In October 2006 the constitutional commission of the Cortes Generales (the national legislature of Spain), with favorable votes from the PSOE, the IU and the PP, approved a new Statute of Autonomy for Andalusia, whose preamble refers to the community as a "national reality" (realidad nacional):

The Andalusianist Manifesto of Córdoba described Andalusia as a national reality in 1919, whose spirit the Andalusians took up outright through the process of self-government recognized in our Magna Carta. In 1978 the Andalusians broadly backed the constitutional consensus.

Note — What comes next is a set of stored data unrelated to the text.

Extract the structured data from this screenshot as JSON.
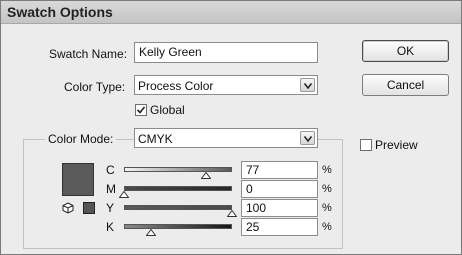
{
  "dialog": {
    "title": "Swatch Options"
  },
  "swatch_name": {
    "label": "Swatch Name:",
    "value": "Kelly Green"
  },
  "color_type": {
    "label": "Color Type:",
    "value": "Process Color"
  },
  "global": {
    "label": "Global",
    "checked": true
  },
  "color_mode": {
    "label": "Color Mode:",
    "value": "CMYK"
  },
  "preview": {
    "label": "Preview",
    "checked": false
  },
  "buttons": {
    "ok": "OK",
    "cancel": "Cancel"
  },
  "channels": [
    {
      "label": "C",
      "value": "77",
      "percent_sign": "%"
    },
    {
      "label": "M",
      "value": "0",
      "percent_sign": "%"
    },
    {
      "label": "Y",
      "value": "100",
      "percent_sign": "%"
    },
    {
      "label": "K",
      "value": "25",
      "percent_sign": "%"
    }
  ],
  "colors": {
    "swatch": "#5a5a5a"
  }
}
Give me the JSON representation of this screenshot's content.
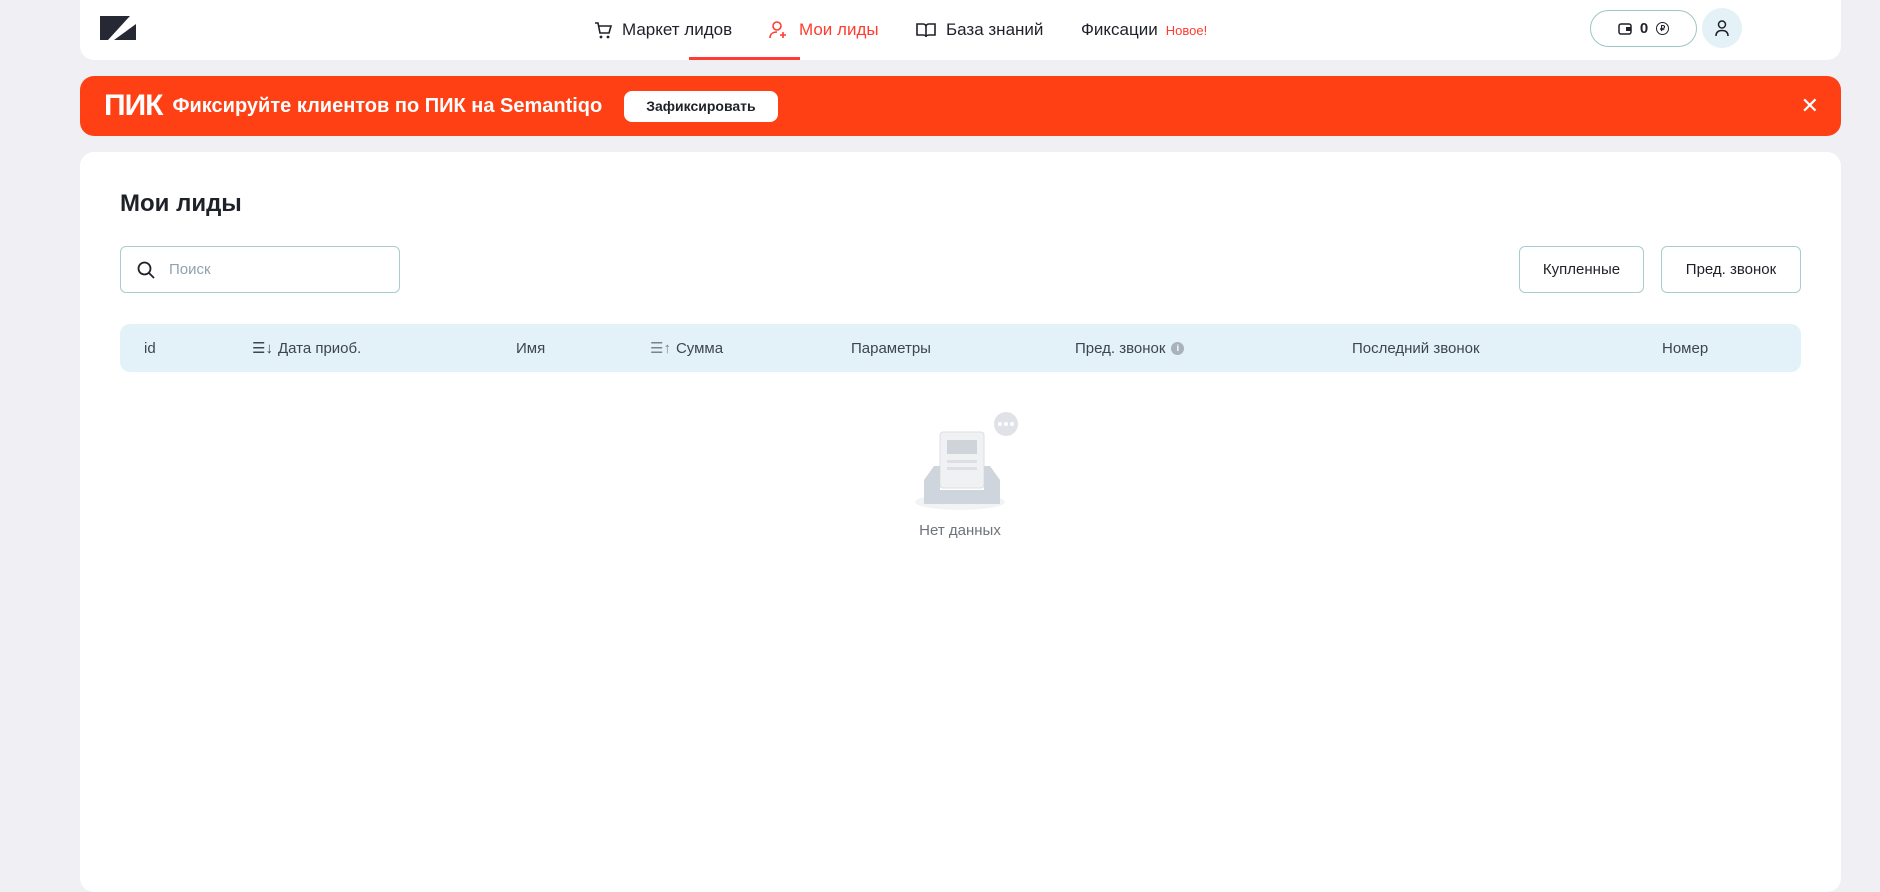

Today, the Constitution, in its Article 2, recognizes Andalusia as a nationality as part of the indissoluble unity of the Spanish nation.
— Andalusian Statute of Autonomy on Wikisource, in Spanish

On November 2, 2006, the Spanish Chamber Deputies ratified the text of the Constitutional Commission with 306 votes in favor, none opposed, and 2 abstentions. This was the first time a Spanish Organic Law adopting a Statute of Autonomy was approved with no opposing votes. The Senate, in a plenary session of December 20, 2006, ratified the referendum to be voted upon by the Andalusian public February 18, 2007.

The Statute of Autonomy spells out Andalusia's distinct institutions of government and administration. Chief among these is the Andalusian Autonomous Government (Junta de Andalucía). Other institutions specified in the Statute are the Defensor del Pueblo Andaluz (literally "Defender of the Andalusian People", basically an ombudsperson), the Consultative Council, the Chamber of Accounts, the Audiovisual Council of Andalusia, and the Economic and Social Council.

The Andalusian Statute of Autonomy recognizes Seville as the region's capital.

The new Statute of Autonomy was promulgated March 19, 2007.